A couple of banks found out that it’s expensive to ignore the bankruptcy discharge.
For a change, money will flow from banks to my clients. Because even a bank can’t just do business as usual when their borrower files bankruptcy.
Equally important, the judge recognized, in dollars, the emotional costs to debtors when their discharge is ignored. And she awarded compensatory damages without live testimony, expert witnesses, or protracted discovery.
Bravo for common sense on the bench. She put real teeth in the bankruptcy court’s discharge order.
Discharge poorly enforced
Bankruptcy judges have regularly called out creditors for bad behavior and made debtors whole for their attorney’s fees. But, too often, in my experience, the harassed debtor got no meaningful monetary recovery.
For me, that unwillingness to put a dollar value on the peace which is supposed to flow from the bankruptcy discharge has been a huge hole in the bankruptcy system. It leaves the debtors feeling cheated of all of the benefits they expected when they made the hard choice to file bankruptcy.
Until it becomes more expensive to the scofflaw creditors to ignore the discharge than to honor it, debtors get only a fraction of what the discharge promises.
Debtors must not take it anymore
The flip side of the problem of discharge violation is that after the bankruptcy case is closed, debtors assume they have no remedy. They simply suffer continuing collection efforts.

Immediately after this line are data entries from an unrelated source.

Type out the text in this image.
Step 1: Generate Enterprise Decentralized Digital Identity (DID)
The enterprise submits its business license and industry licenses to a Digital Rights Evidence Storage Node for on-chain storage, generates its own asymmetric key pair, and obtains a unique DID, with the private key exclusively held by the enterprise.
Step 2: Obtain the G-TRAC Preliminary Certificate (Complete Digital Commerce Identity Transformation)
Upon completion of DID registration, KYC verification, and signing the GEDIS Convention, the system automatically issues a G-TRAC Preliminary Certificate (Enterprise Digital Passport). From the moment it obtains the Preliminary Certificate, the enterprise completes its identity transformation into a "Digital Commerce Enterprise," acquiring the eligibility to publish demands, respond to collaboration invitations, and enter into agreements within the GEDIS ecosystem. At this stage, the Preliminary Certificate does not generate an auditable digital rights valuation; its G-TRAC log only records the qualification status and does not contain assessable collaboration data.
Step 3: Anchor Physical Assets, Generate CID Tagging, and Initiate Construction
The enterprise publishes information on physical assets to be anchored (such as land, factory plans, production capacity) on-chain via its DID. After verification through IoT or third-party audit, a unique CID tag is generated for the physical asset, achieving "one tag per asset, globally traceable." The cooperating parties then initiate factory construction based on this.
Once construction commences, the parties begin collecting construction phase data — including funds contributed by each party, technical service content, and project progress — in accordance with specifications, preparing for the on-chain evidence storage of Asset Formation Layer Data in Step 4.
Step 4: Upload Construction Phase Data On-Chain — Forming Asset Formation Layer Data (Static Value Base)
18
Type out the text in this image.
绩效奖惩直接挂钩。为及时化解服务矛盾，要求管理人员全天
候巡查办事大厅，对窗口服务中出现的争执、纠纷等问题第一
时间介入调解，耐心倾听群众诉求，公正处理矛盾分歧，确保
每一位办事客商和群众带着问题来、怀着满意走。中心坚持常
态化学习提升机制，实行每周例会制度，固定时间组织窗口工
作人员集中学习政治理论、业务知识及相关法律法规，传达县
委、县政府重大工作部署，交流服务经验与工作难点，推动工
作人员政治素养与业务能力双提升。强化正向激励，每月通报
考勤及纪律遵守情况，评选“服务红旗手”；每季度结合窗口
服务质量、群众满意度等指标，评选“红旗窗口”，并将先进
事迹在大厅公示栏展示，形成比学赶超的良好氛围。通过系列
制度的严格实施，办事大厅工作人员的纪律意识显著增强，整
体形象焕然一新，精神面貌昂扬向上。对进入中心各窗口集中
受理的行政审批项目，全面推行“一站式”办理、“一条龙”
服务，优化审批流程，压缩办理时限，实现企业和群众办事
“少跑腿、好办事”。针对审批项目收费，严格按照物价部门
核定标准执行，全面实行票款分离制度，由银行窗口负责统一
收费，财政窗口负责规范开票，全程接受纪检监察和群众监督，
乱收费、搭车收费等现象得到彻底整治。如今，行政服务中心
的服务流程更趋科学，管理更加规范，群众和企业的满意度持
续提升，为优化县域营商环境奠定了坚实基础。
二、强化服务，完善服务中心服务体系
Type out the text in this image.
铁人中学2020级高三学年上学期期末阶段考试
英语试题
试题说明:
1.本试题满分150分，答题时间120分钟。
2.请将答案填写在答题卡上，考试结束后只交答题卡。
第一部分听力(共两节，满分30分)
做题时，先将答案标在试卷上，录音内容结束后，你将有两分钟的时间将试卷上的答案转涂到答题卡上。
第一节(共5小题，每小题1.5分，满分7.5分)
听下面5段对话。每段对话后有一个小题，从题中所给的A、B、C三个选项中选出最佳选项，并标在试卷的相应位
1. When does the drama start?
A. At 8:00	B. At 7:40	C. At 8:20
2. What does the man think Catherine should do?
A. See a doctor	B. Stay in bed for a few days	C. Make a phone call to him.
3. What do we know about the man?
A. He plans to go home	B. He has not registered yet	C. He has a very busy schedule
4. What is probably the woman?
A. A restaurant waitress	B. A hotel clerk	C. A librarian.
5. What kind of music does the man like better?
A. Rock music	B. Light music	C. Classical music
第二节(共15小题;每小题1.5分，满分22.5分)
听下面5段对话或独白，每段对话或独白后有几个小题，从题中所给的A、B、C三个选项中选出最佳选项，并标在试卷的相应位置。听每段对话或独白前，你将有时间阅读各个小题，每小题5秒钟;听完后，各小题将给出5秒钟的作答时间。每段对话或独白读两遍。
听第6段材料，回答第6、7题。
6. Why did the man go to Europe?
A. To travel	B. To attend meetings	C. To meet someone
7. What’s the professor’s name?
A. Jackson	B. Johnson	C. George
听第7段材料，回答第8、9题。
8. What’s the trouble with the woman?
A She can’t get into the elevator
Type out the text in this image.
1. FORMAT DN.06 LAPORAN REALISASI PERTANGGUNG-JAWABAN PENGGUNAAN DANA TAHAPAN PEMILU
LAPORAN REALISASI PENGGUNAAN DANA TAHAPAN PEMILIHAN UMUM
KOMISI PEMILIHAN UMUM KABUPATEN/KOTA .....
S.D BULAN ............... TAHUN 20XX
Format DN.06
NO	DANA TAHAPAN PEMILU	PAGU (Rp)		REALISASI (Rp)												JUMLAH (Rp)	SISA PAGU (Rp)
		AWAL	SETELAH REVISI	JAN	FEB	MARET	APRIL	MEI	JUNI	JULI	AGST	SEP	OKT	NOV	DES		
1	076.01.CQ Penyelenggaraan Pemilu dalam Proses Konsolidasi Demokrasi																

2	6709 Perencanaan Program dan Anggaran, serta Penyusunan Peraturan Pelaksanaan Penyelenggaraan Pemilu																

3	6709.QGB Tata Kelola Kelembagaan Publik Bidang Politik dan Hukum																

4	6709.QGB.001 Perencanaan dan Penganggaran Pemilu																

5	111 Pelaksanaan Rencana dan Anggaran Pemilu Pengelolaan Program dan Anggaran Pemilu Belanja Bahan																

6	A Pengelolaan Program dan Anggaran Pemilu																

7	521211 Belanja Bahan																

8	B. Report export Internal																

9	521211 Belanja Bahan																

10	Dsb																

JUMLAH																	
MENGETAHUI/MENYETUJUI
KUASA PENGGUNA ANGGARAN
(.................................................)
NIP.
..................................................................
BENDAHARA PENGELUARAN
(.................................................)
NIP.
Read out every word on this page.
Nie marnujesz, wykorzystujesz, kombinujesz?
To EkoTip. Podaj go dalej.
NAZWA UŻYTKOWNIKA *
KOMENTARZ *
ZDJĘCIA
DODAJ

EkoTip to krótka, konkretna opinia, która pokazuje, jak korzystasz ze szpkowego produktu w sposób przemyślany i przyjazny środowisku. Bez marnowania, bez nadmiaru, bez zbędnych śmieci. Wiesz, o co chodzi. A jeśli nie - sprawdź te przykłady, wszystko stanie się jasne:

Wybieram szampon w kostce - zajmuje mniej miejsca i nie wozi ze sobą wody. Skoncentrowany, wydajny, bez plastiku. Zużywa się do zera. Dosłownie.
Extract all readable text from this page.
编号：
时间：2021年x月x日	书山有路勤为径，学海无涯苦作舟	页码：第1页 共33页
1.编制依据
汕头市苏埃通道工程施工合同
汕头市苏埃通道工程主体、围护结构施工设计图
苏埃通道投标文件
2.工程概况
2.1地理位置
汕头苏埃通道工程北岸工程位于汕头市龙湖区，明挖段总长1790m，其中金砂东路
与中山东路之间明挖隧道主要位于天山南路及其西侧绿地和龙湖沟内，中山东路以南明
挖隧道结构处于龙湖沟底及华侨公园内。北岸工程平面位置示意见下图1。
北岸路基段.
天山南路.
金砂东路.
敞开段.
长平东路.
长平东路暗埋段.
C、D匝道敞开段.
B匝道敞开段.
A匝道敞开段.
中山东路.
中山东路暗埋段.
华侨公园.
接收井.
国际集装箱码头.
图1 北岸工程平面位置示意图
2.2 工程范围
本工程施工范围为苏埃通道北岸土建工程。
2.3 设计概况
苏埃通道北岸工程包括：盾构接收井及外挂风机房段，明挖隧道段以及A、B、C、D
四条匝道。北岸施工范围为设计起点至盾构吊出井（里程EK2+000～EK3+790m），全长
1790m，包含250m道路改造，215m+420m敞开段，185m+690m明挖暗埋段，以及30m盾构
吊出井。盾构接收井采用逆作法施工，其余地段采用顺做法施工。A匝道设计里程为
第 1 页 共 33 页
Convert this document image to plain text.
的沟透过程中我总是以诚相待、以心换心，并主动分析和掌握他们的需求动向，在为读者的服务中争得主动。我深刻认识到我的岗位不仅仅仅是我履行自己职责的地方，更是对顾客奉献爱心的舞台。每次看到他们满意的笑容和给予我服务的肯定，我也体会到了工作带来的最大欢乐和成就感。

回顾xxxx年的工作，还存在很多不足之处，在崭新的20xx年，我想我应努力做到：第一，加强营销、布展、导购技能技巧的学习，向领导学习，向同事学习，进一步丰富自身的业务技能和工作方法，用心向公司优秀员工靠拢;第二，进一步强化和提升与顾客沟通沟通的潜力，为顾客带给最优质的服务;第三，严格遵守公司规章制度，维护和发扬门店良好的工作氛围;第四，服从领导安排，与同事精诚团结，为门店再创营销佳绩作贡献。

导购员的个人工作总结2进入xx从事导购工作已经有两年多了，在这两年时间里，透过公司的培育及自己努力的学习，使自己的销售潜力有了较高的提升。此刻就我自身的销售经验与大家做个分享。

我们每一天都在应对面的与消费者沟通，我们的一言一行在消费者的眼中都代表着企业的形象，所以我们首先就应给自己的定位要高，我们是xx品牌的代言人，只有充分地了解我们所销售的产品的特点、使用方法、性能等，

Or, the debtor assumes that his lawyer screwed up. Why else would this creditor keep bothering him.
Neither judges nor bankruptcy attorneys can fix the problem if the victim doesn’t make themselves heard.
My clients helped their case by keeping most of the dunning letters sent by the creditor over several years.
The case would have been better still, for this judge anyway, if they’d kept a log of the phone calls and what was said. The fact that the creditor kept calling wasn’t sufficient proof that the call attempted to collect a debt.
Creditor pays for its mistakes
The creditors in my case will end up not only paying their Tall Building Lawyers to oppose our motion for sanctions, but they will pay my fees to make them stop.
In the thousands of dollars.
You see, the bankruptcy discharge is an injunction from a federal court. It prohibits acts to collect a discharged debt as a personal liability of the debtor.
Ignore the order and you are in contempt of court.
When a debtor proves that the creditor knew about the discharge and intentionally acted anyway, the debtor gets compensatory, or civil, sanctions.
Almost without exception, the sanctions include payment of the debtor’s attorneys fees.
These creditors will also pay for the fee to reopen the case to get the matter before the judge.
It’s some solace to my clients who don’t feel as victimized as before.